Get documents with unique field - Mongoid

Question

I have a ratings collection with the field item_id. I need to retrieve all documents with different item_id field. For instance, let's suppose I have this documents:

{item_id: "123", some_other_field: "bla,bla"}
{item_id: "123", some_other_field: "bla,bla"}
{item_id: "121", some_other_field: "bla,bla"}
{item_id: "120", some_other_field: "bla,bla"}

The result that I need:

{item_id: "123", some_other_field: "bla,bla"}
{item_id: "121", some_other_field: "bla,bla"}
{item_id: "120", some_other_field: "bla,bla"}

How can I achieve this?

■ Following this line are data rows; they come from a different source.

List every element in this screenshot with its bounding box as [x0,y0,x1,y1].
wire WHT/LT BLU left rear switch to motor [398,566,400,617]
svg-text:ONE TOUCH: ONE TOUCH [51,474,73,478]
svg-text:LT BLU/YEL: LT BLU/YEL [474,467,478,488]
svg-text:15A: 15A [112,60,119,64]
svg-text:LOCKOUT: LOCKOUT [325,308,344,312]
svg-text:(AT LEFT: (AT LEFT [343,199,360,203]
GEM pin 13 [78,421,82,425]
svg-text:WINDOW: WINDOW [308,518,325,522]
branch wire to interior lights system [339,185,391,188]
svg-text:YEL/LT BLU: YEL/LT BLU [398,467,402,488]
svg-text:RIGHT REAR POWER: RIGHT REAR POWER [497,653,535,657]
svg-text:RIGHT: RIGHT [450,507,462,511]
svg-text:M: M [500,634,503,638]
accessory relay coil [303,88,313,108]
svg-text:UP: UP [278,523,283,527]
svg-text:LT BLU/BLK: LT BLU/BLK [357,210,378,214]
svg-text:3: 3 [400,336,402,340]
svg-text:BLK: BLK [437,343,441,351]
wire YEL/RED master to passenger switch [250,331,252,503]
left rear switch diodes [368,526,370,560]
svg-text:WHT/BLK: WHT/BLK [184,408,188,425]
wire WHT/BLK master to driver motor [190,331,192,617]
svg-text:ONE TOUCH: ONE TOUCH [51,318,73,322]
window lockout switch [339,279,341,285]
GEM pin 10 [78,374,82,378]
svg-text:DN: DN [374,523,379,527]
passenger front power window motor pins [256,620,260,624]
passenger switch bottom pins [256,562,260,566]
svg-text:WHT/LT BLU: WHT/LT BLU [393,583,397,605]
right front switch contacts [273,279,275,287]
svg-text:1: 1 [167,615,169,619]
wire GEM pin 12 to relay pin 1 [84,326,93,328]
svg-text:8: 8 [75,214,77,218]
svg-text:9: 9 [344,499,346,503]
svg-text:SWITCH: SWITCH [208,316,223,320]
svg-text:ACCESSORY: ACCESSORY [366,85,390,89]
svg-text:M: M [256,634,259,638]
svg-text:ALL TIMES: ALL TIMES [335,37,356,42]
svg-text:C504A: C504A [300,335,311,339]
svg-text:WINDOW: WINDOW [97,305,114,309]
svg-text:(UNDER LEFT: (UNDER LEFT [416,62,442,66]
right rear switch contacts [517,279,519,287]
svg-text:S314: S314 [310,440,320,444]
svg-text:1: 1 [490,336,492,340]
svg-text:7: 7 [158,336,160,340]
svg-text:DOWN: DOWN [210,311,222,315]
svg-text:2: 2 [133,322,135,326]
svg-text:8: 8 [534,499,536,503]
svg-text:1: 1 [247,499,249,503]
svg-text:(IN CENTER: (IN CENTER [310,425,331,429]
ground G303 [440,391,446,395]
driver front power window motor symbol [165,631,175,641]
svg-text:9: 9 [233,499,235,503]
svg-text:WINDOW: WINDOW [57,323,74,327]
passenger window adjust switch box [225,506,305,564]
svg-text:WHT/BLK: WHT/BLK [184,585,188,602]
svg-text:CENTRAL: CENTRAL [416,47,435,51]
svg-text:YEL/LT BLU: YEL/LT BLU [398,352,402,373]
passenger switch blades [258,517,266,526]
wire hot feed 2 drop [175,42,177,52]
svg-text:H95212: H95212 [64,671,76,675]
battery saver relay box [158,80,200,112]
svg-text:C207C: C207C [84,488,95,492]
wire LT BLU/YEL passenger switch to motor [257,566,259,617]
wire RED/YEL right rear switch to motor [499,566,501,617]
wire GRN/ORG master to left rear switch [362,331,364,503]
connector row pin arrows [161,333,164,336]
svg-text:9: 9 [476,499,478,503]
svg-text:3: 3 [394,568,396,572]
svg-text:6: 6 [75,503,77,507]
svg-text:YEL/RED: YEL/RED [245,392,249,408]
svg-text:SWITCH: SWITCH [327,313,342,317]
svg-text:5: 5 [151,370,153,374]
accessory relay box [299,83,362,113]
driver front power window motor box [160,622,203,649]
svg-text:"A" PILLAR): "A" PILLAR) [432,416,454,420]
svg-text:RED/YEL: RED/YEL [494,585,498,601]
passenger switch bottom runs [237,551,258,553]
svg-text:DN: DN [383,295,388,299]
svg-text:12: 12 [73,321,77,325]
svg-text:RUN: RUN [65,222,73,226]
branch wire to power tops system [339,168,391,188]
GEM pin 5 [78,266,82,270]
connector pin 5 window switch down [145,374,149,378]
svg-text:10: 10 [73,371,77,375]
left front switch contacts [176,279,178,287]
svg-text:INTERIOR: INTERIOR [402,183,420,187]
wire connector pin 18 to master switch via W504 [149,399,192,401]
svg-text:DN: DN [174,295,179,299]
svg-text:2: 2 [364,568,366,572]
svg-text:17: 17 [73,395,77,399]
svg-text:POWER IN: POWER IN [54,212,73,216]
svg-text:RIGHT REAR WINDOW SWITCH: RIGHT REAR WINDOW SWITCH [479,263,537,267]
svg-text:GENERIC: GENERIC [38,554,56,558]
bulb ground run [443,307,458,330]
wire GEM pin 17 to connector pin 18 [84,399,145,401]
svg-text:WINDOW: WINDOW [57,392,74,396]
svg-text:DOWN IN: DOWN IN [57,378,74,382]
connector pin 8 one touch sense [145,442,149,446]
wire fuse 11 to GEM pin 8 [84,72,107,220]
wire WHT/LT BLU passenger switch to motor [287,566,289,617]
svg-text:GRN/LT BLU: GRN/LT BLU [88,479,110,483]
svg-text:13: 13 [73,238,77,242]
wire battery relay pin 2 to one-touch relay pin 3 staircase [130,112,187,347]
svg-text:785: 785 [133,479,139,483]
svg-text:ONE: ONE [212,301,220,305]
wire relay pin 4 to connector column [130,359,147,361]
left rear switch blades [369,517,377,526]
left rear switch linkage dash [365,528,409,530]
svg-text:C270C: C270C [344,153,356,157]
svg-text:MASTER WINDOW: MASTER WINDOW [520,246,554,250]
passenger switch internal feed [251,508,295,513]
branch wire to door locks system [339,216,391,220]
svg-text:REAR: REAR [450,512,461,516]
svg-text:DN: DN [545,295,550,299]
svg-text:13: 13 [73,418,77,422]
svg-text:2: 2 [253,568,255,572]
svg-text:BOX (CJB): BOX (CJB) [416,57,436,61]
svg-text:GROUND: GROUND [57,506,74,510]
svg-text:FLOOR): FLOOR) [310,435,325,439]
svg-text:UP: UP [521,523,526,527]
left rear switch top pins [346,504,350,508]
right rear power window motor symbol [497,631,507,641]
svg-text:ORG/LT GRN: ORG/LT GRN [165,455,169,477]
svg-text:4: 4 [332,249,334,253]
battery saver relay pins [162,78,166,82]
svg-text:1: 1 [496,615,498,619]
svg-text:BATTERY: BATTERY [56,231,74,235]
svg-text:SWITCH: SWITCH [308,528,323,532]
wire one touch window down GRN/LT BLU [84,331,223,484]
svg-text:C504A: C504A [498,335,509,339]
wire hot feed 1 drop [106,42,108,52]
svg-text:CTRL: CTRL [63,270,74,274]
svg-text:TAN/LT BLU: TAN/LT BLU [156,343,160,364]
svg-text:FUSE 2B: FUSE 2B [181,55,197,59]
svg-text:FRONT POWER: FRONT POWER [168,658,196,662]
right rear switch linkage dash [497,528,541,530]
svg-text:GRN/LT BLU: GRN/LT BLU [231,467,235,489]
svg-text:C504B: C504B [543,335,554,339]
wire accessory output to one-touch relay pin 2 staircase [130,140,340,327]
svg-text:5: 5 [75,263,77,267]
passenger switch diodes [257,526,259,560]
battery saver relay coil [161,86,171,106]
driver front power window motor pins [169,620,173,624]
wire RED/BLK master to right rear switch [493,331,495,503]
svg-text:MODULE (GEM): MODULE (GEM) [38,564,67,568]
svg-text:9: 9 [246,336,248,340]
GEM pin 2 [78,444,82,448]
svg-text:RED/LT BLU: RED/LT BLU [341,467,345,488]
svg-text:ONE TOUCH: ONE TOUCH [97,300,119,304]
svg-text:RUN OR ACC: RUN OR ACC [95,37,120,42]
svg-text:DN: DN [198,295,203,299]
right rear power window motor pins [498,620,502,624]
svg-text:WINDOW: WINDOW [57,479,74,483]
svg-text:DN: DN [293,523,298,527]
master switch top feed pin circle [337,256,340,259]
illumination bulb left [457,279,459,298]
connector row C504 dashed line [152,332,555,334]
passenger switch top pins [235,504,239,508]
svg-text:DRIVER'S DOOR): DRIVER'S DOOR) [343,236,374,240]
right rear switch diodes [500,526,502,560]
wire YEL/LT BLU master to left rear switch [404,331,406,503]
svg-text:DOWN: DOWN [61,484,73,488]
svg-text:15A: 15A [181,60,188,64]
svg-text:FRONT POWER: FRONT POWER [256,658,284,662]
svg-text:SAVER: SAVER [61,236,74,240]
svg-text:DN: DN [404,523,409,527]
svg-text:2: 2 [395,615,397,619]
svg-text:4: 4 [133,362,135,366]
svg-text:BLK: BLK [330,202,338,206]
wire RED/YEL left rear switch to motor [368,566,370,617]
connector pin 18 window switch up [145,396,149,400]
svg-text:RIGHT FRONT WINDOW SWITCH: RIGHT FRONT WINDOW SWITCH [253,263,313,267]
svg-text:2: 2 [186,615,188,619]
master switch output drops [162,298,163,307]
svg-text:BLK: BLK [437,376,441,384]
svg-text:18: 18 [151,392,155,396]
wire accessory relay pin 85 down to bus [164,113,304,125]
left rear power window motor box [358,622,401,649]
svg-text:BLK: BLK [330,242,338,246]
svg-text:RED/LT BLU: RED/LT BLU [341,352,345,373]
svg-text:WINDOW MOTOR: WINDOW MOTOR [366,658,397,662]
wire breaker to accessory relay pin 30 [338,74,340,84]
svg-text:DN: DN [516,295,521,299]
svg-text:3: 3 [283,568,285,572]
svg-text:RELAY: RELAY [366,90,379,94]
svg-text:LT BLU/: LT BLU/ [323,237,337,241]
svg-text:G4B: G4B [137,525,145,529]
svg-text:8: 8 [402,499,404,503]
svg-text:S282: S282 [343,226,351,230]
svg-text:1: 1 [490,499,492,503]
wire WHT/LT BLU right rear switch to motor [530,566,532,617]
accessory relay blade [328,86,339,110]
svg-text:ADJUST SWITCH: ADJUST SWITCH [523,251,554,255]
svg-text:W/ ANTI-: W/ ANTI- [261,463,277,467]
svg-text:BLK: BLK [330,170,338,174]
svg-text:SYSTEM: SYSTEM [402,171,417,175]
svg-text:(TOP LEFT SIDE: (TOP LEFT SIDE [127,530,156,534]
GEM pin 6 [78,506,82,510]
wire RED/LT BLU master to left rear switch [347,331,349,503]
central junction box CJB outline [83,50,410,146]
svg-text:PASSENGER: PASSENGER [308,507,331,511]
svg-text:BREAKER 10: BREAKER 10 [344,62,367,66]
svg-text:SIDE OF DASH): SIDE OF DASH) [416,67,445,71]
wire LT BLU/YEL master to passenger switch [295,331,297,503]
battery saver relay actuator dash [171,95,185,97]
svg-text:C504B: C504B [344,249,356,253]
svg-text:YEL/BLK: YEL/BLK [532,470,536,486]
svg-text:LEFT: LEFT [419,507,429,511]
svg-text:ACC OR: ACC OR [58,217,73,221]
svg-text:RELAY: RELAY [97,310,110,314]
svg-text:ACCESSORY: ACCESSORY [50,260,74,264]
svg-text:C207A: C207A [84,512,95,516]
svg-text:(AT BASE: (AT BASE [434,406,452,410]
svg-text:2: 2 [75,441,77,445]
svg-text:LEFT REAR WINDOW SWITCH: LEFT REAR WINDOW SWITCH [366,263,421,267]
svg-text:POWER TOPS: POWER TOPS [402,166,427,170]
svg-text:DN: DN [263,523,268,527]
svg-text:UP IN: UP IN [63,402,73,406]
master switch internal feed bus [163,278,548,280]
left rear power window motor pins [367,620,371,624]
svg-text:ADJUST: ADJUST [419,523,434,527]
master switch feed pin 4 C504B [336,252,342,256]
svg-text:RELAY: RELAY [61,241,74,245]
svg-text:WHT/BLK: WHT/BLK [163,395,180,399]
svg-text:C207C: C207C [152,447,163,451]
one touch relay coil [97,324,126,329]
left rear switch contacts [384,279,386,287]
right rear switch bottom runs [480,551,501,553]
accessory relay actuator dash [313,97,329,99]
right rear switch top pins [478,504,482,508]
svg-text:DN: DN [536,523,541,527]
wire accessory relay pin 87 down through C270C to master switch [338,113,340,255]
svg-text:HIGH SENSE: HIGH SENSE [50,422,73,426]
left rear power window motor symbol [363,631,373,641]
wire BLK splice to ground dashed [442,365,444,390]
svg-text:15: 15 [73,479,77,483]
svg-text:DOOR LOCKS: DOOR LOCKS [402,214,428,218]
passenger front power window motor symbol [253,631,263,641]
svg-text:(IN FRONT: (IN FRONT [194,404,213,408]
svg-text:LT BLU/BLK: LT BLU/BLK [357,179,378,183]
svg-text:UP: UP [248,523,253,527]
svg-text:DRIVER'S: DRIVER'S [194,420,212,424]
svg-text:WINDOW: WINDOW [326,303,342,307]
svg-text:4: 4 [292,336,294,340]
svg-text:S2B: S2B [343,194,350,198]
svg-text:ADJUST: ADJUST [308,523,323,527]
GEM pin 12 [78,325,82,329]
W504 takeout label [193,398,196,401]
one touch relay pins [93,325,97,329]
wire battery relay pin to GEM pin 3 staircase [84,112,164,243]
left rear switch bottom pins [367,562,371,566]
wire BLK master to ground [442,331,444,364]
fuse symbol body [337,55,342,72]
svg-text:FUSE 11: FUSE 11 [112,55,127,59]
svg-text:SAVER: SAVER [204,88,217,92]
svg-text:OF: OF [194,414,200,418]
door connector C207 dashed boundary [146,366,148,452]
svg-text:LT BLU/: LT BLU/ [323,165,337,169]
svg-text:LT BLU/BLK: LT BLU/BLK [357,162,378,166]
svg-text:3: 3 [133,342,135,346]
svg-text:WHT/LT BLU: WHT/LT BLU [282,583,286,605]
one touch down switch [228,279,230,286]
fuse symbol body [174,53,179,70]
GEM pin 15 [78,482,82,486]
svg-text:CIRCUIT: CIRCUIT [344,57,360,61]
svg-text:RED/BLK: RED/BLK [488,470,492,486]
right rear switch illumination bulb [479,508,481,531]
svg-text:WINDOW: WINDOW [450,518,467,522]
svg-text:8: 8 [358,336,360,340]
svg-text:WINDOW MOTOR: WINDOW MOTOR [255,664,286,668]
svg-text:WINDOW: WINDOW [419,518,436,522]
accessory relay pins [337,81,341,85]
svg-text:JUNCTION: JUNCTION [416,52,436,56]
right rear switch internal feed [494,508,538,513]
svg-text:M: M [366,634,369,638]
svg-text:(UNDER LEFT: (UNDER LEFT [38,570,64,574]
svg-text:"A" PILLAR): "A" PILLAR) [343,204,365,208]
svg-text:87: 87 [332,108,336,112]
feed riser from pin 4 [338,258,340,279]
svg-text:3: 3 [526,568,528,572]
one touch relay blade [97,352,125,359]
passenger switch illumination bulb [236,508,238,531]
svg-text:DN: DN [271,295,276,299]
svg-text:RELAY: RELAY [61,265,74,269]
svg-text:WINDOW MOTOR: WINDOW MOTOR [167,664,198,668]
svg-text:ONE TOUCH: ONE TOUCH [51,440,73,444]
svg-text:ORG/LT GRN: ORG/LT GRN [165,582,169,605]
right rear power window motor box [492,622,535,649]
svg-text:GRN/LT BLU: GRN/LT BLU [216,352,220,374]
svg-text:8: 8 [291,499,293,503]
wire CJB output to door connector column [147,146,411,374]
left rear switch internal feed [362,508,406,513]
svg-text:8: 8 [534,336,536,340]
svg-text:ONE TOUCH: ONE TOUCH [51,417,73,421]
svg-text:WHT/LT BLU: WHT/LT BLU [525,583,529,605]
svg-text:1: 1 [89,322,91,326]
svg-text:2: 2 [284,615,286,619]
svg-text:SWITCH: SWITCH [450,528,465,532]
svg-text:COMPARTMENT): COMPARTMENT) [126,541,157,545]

I saw this question where they propose map-reduce as the solution, but it should be something easier!

Thanks.

Answer 1

It's quite a lot easier if what you "mean" here is the "completely distinct" document. But what you basically need here is .aggregate(), and specifically $group:

Model.collection.aggregate([
    { "$group" => {
        "_id" => {
            "item_id" => "$item_id",
            "some_other_field" => "$some_other_field"
        }
    }}
])

Or if you just want "distinct" on "one" field, then something like:

Model.collection.aggregate([
    { "$group" => {
        "_id" => "$item_id",
        "some_other_field" => { "$first" => "$some_other_field" }
    }}
])

These are no longer the mongoid "documents" but you can always "cast" them back if the structure is the same, and that is possible with a little manipulation or the $project pipeline stage.

Model.collection.aggregate([
    { "$group" => {
        "_id" => "$item_id",
        "some_other_field" => { "$first" => "$some_other_field" }
    }},
    { "$project" => {
        "_id" => 0,
        "item_id" => "$_id",
        "some_other_field" => "$some_other_field"
    }}
])

Also to mention that this is "significantly" faster than mapReduce, as the code uses native operators to MongoDB and no JavaScript translation.

Read up on the operators for aggregation pipelines as a general guide to things you can do.